The Naïve Bayes classifiers are based on the probability models that integrate class
conditional assumptions (Quattoni et al., 2004) We basically estimate the probabilities
that an object from each class will fall in every cell of the discrete variables (every
probable discrete value of the vector variable X), and then we employ Bayes theorem to
create a classification. This technique computes the conditional probabilities of the
diverse classes given the values of attributes of an unidentified sample and then the
classifier will calculate that the sample belongs to the class having the maximum
posterior probability. If an instance is represented by an n-dimensional feature vector,
(x1, x2,…, xn), a sample is classified to a class c from a set of probable classes C
according to the highest posteriori (MAP) decision rule, mentioned in chapter 3.
Classify (a1, a2,…..an) = argmax p(C=c)∏ p(xi|C = c)ni=1 (3)
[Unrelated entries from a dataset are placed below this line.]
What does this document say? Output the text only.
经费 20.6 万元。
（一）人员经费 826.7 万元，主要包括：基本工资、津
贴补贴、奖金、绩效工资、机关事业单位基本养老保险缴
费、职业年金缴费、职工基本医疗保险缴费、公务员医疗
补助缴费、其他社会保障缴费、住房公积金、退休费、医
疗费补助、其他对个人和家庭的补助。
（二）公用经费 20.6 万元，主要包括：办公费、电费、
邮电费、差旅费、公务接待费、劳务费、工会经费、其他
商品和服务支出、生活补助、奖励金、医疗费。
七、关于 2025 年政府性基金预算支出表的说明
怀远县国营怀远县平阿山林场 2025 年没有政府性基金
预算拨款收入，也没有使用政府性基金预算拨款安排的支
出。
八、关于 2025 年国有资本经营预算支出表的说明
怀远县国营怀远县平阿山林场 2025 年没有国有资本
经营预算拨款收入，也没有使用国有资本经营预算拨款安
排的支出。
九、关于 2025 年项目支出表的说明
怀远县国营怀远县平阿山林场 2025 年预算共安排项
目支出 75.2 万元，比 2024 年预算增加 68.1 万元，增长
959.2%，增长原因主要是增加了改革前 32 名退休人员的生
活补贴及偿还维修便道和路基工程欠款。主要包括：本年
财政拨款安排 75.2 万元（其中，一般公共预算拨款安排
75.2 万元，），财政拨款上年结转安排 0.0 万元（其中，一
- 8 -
The conditional probability in the above calibration is obtained from the estimates of the
possibility mass function using the training data. Even though the self-determination
assumption may not be a practical model of the probabilities involved, it may still permit
relatively correct classification performance.
4.3.4 Observations
In this section, the results from all three experiments are discussed. The situations and
emotions where there occurs a great arousal, such as horror and melancholy were easy to
identify, whereas the lower arousal emotions, such as joy and sadness were meagerly
distinguishable. The present work is an attempt to such an end and hopes to find out the
methods and ways to achieve the goal of affective communication. This experiment has a
drawback that it is not based on the natural / real emotional states, but the induced
emotions are being observed and analyzed. The other factor of importance is the
emotional responses that are purely dependent upon the regulation capability of the
individual. The signals from the experimental subjects were gathered and diverse features
were extracted. The prediction performance was evaluated using 10-fold cross validation:
10 samples were pulled out as the test samples, and the residual samples were used to train
the classifiers. The objective was to develop and train a system that accepts the various
physiological variables as input and predicts the participant’s affective state. Few
examples of the statistics variation are shown below:
GSR Variation
Fig. 4.3: Variation in GSR
BVP Variations
Fig. 4.4: Variation in Blood volume Pulse (BVP)
Temperature Variation
Fig. 4.5: Variation in Temperature
4.4 CONCLUSIONS
The results from the experiments illustrate a promising correlation among the emotional
tension and the monitored physiological signals. The tests performed with the classifiers
have recognized the user emotional states on the basis of the features extracted from the
physiological signals. These results have exposed that, below the controlled conditions,
the simultaneous monitoring and simultaneous processing of three physiological signals:
BVP, GSR, and ST are complete success. This work corresponds to the data collected in
the controlled laboratory settings. However, the controlled setting in a laboratory is not
suitable for mobile emotion monitoring, because the physical activity affects the
measured physiological signals. The automated induction of an accurate physiological
response was followed by the prediction models. It is interesting to know that for
predicting all three parameters the accuracy levels were surprisingly high. The
physiological responses follow directly from the changes in affect and thus can be used as
the key predictors of an affective state. Although biofeedback devices can be used to
obtain actual physiological signals, it may be impractical to require the users to
biofeedback equipment and then deploy an additional hardware with the applications.